Some log procedures that should be adhered to are:
- Mandatory shift logs are required for each shift
- If there is no activity or open problem to turnover, note that on the log.
Shift log entries use a defined format that will include:
- Details of the event
- Impact of the threat to the asset or organization
- The item descriptions found during the investigation while the event is researched
- Any recommendations for the next analyst that will take over the incident
Event and Incident Categorization
There are standards available that can categorize events and incidents. They can be defined in the Governance Risk and Compliance System and metrics can accordingly be tracked by these categories. Examples of these categories include:
- Training and exercises
- Root level intrusion (incident)
- User level intrusion (incident)
- Denial of service (incident)
- Malicious logic (incident)
- Unsuccessful activity attempt (event)
- Non-compliance activity (event)
- Reconnaissance (event)
- Investigating (event)
- Explained anomaly (event)
Incident Resolution and Escalation Procedures
During the resolution of an incident, the SOC might tie into an existing incident response practice or it could be included in the incident ticket record escalation process that is used to document the required steps by the SOC staff. The resolution of incidents many tasks will need to be completed, including:
- Documenting incident resolution and description
- Referencing any other incident record IDs or trouble tickets
- Closing the incident record and the communication method that is used to notify end users or tier level contacts
- Documenting the underlying root cause of the problem
Escalation procedures should also be in place and the SOC should have clearly defined procedures for the escalation tier that addresses at a minimum the following:
- Resources to assist with incident resolution
- Review of open incident records
- Status updates
- No response from customer
- Adding notes to the incident record
- Additional escalations
- Incident record closure
- High priority / high severity handling
- Lack of resolution
Third party resolution and escalation procedures are also needed and may include when a software patch or antivirus needs to be quickly developed. This could require a third party forensics investigation and analysis. Therefore the SOC should have a defined procedure for escalating these instances and appropriate contact for information to support the escalation process.

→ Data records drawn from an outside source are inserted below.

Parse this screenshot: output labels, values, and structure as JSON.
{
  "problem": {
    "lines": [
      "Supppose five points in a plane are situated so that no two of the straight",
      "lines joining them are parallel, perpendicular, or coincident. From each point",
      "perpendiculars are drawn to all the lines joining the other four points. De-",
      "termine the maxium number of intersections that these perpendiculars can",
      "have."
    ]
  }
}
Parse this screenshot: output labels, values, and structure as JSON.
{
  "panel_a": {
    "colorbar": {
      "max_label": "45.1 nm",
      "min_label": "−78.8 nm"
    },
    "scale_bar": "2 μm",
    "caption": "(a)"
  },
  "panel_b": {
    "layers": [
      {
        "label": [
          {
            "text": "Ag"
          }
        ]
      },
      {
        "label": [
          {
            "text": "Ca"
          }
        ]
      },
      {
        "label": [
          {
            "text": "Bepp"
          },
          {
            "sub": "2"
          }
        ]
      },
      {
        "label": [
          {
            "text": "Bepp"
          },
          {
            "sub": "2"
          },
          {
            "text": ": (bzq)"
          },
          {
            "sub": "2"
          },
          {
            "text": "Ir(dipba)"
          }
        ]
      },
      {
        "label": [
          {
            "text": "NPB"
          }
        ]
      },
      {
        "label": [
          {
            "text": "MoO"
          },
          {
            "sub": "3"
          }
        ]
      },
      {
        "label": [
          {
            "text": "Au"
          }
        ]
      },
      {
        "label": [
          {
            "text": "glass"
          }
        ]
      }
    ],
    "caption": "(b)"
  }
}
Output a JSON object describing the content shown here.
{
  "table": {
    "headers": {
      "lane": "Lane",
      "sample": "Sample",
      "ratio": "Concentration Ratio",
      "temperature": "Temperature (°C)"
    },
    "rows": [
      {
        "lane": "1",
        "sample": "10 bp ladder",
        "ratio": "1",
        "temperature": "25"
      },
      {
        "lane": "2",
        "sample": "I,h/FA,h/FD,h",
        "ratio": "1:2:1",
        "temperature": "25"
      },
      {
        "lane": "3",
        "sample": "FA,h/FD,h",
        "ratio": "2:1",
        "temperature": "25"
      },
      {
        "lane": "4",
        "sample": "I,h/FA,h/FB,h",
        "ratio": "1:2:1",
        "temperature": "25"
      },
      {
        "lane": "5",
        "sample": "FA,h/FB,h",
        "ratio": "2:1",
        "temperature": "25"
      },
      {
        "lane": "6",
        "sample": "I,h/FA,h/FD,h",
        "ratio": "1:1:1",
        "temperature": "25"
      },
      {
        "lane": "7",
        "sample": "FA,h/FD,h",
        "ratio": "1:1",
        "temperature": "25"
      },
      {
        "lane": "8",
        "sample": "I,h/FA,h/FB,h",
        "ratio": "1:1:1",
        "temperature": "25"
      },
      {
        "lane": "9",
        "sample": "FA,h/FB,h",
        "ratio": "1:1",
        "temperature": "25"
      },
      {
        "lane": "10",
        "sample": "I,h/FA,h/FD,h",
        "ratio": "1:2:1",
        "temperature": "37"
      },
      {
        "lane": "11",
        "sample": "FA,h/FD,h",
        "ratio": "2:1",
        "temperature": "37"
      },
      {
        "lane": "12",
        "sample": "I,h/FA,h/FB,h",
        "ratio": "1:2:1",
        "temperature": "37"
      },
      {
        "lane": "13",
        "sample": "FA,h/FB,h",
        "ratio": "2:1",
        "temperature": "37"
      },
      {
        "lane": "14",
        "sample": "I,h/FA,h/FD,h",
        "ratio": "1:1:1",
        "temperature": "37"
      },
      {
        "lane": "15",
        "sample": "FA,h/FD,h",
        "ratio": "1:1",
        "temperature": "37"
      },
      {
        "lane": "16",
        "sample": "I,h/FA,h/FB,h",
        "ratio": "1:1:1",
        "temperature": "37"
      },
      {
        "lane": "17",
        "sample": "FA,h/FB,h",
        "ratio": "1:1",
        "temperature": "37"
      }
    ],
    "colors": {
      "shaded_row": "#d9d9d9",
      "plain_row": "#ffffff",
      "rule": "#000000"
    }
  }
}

Incident Escalation Guidelines
It is a good practice to maintain a detailed contact list with information on internal contacts, distribution lists, third-party contacts and phone numbers. When it comes time to correct an incident there should be a defined process that will require the detection, isolation and resolution disciplines that has already been established and practiced by all levels of the SOC. This process should be documented in the incident response plan where applicable and should contain subject matter experts for each area in case assistance is needed to resolve the incident.
Functional responsibilities for each operator are also important. These responsibilities documenting the SOC functions and assigning them to each level is needed to ensure the tasks are handled and escalated properly. Some of these functions includes creating shift logs, taking inbound request and performs forensic investigations.
In conclusion, larger corporations are now initiating security operations centers or SOCs to maintain their information security services. Well-designed centers can not only protect the company, it can also warn of impending incidents. A well designed SOC will have the proper procedures in place to assist with incidents and a structured and defined process that will minimize the amount of danger that could possible happen. The SOCs mission, charter , objectives and responsibilities are the most important component of the SOC and will ensure the longevity of the SOC.